Au lieu de cela, tout ce que nous avons vu, ce sont des déclarations timorées et de fausses inquiétudes.

Le Parti populaire européen (PPE), l’alliance politique paneuropéenne de centre-droite à laquelle appartient Fidesz, est particulièrement critiquable. Non seulement il a tourné le dos aux propres valeurs qu’il énonce (sans même parler de celles de l’UE), mais pendant des années, il a caressé Orbán dans le sens du poil, refusant d’exclure Fidesz – se contentant de le « suspendre », une stratégie qui a permis à ce dernier de conserver nombre de ses avantages au sein de l’alliance tout en détruisant peu à peu la démocratie hongroise. Pendant des années, Manfred Weber, leader du PPE au Parlement européen et membre du parti allemand CSU, a conféré crédibilité et acceptabilité à Orbán, en tant que membre d’une soi-disant alliance majoritaire de partis démocratiques. Certains partis nationaux membres du PPE ont récemment protesté contre la dernière dérive de Fidesz, mais deux de ses membres les plus influents – le parti allemand CDU/CSU et le parti français Les Républicains – n’ont pas rejoint ces critiques.

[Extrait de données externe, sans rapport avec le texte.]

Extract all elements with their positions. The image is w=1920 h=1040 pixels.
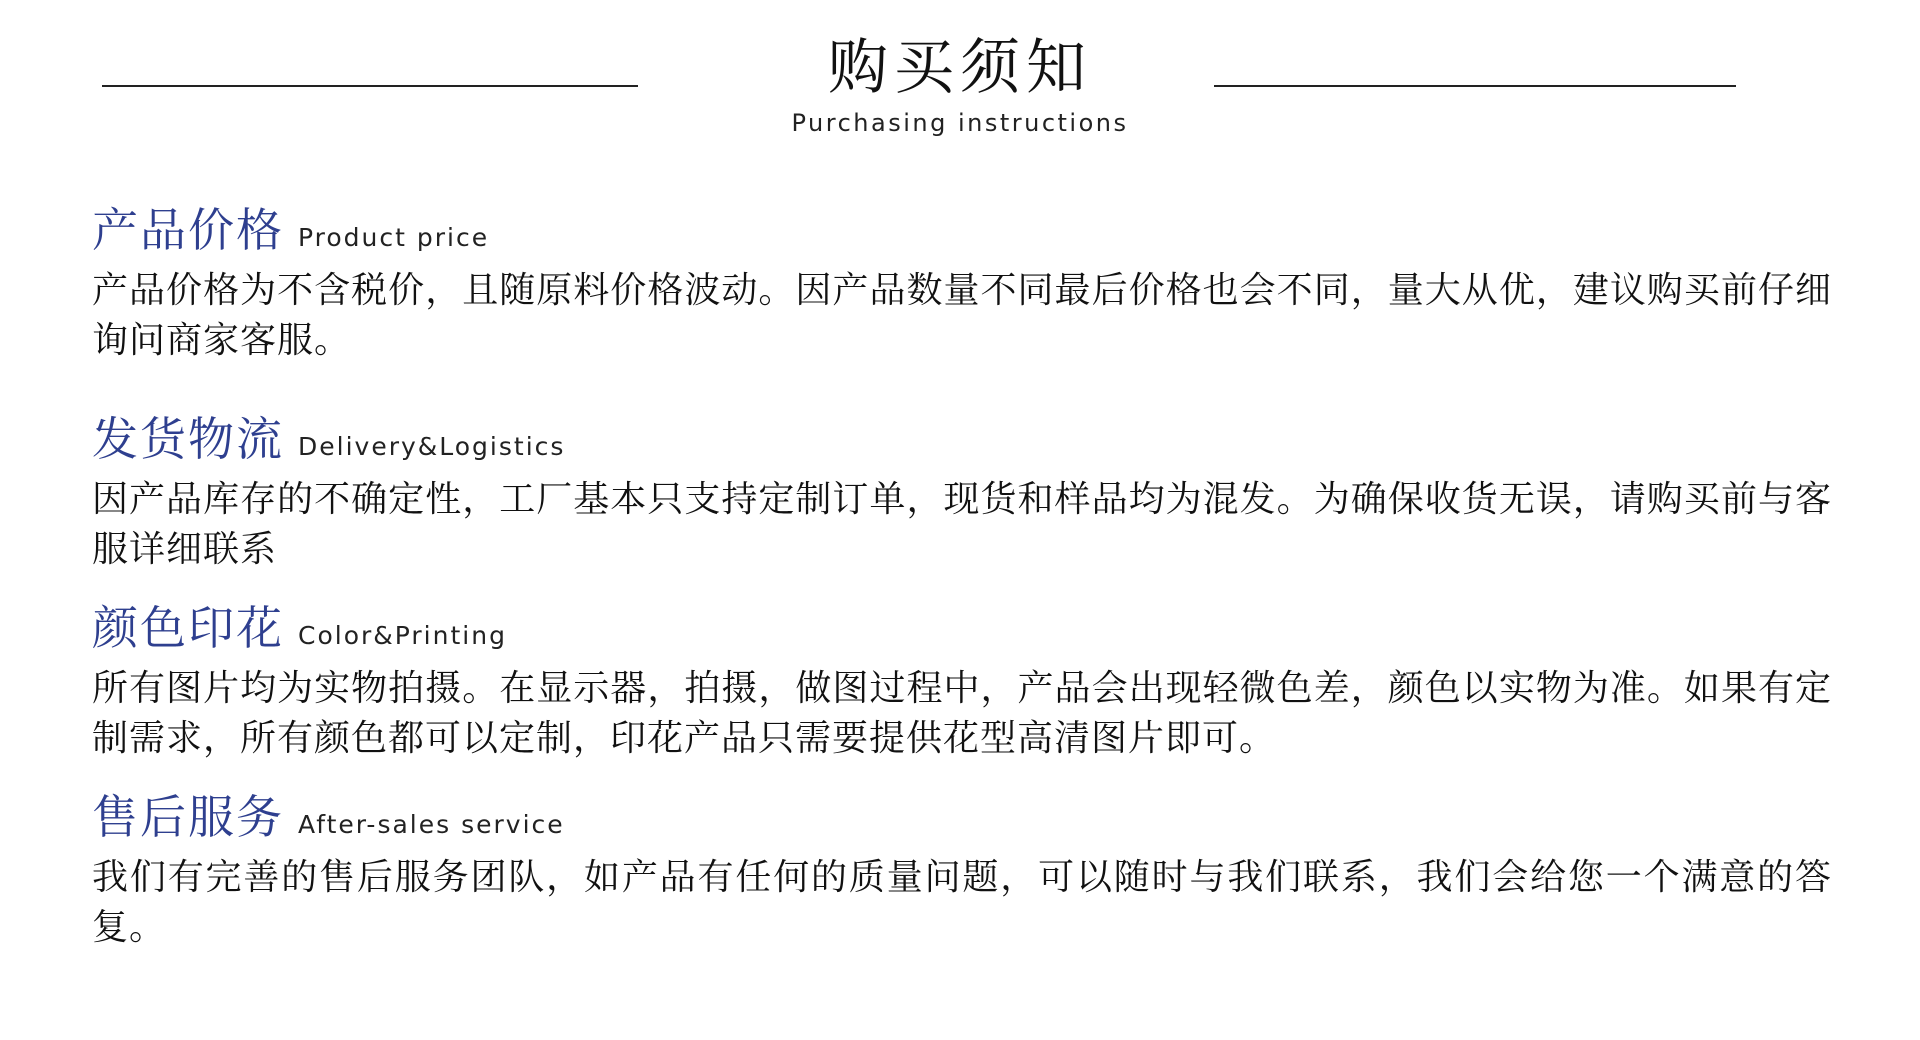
section-body: 所有图片均为实物拍摄。在显示器，拍摄，做图过程中，产品会出现轻微色差，颜色以实物为准。如果有定制需求，所有颜色都可以定制，印花产品只需要提供花型高清图片即可。 (92, 668, 1832, 759)
section-color-printing (92, 598, 1832, 764)
section-heading (92, 409, 1832, 469)
section-heading (92, 787, 1832, 847)
section-title-en: Product price (298, 223, 490, 252)
section-body: 因产品库存的不确定性，工厂基本只支持定制订单，现货和样品均为混发。为确保收货无误，请购买前与客服详细联系 (92, 479, 1832, 570)
section-product-price (92, 200, 1832, 366)
section-heading (92, 200, 1832, 260)
section-after-sales-service (92, 787, 1832, 953)
header-rule-right (1214, 85, 1736, 87)
section-title-cn: 发货物流 (92, 412, 284, 466)
section-title-en: Delivery&Logistics (298, 432, 566, 461)
section-body: 产品价格为不含税价，且随原料价格波动。因产品数量不同最后价格也会不同，量大从优，建议购买前仔细询问商家客服。 (92, 270, 1832, 361)
section-title-cn: 售后服务 (92, 790, 284, 844)
page-subtitle: Purchasing instructions (791, 109, 1129, 137)
section-delivery-logistics (92, 409, 1832, 575)
section-title-cn: 颜色印花 (92, 601, 284, 655)
page-header (0, 0, 1920, 150)
section-body: 我们有完善的售后服务团队，如产品有任何的质量问题，可以随时与我们联系，我们会给您一个满意的答复。 (92, 857, 1832, 948)
section-title-en: After-sales service (298, 810, 565, 839)
section-heading (92, 598, 1832, 658)
section-title-en: Color&Printing (298, 621, 507, 650)
section-title-cn: 产品价格 (92, 203, 284, 257)
page-title: 购买须知 (828, 33, 1092, 103)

Quant au président du PPE, Donald Tusk, un homme auréolé de son combat passé contre la dictature en Pologne, il semble évident qu’il est conscient d’aider un monstre. Dans une interview récente accordée au Spiegel, il a déclaré qu’un célèbre juriste nazi aurait été « fier » d’Orbán. Il a également suggéré dans une lettre que Fidesz devrait être exclu du groupe. Et pourtant, de manière absurde, Tusk reste à la tête du PPE, alors que Fidesz en est toujours membre.

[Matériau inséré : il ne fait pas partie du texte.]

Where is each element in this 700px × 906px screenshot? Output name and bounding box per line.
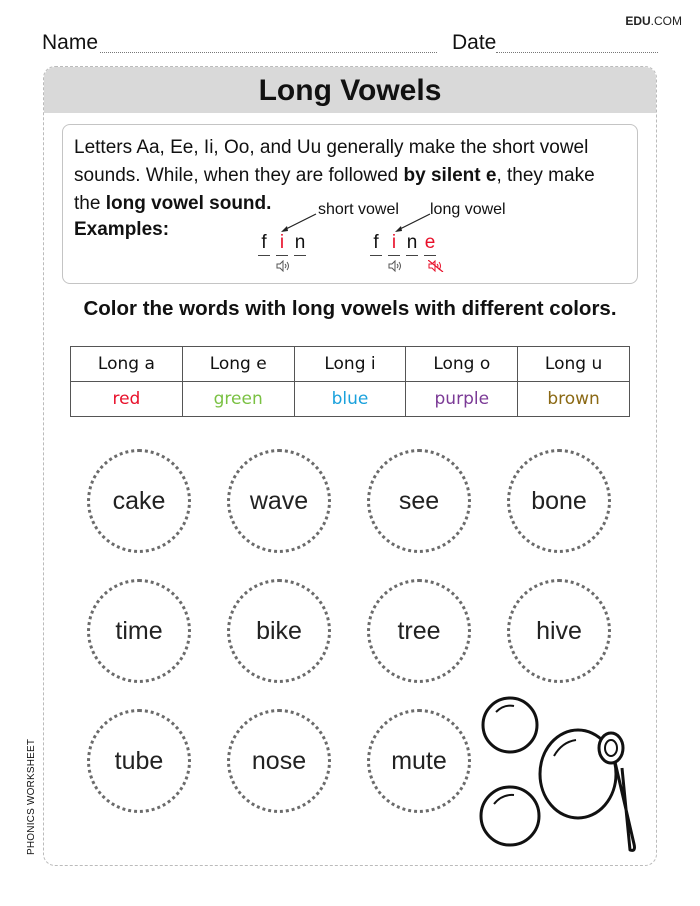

Les liens que von der Leyen elle-même a avec le PPE (et la CDU) ne font probablement qu’empirer les choses. Elle semble incapable de faire face à ce qui constitue le plus grand défi démocratique interne auquel l'UE ait connu depuis sa fondation. D’autres avant elle – notamment son prédécesseur à la tête de la Commission européenne, Jean-Claude Juncker, lui aussi du PPE – ont privilégié la discrétion face aux attaques d’Orbán contre la démocratie, en dépit de l’échec complet de ce type d’approches timorées. Pas plus von der Leyen que Juncker ne semble avoir compris qu’un dirigeant autoritaire fait son miel de la faiblesse d’autrui.

D’autres dirigeants à tendance autoritaire à travers l’Union européenne ont pris bonne note de la mollesse de cette dernière. Le parti au pouvoir en Pologne, qui a longtemps considéré Fidesz comme son modèle, poursuit ses efforts pour porter atteinte à l’indépendance de la justice polonaise, tandis que la Bulgarie cherche à museler la liberté d’expression.

Cette gangrène tend à se propager lorsqu’elle ne rencontre aucune résistance. Les aspirants dictateurs profitent de la faiblesse qu’ils trouvent en face d’eux. À présent, les dirigeants de l’UE et des États membres doivent se poser cette question : l’Union européenne est-elle seulement un bloc d’échanges commerciaux, ou est-elle également un ensemble de démocraties ? Jusque récemment, la réponse à cette question était une évidence. Ce n’est malheureusement plus le cas.

Dix millions de citoyens de l’UE vivent désormais sous le joug d’un régime autoritaire. Combien de millions d’autres devront subir la perte de leurs libertés avant que les dirigeants européens ne se décident à y mettre le holà?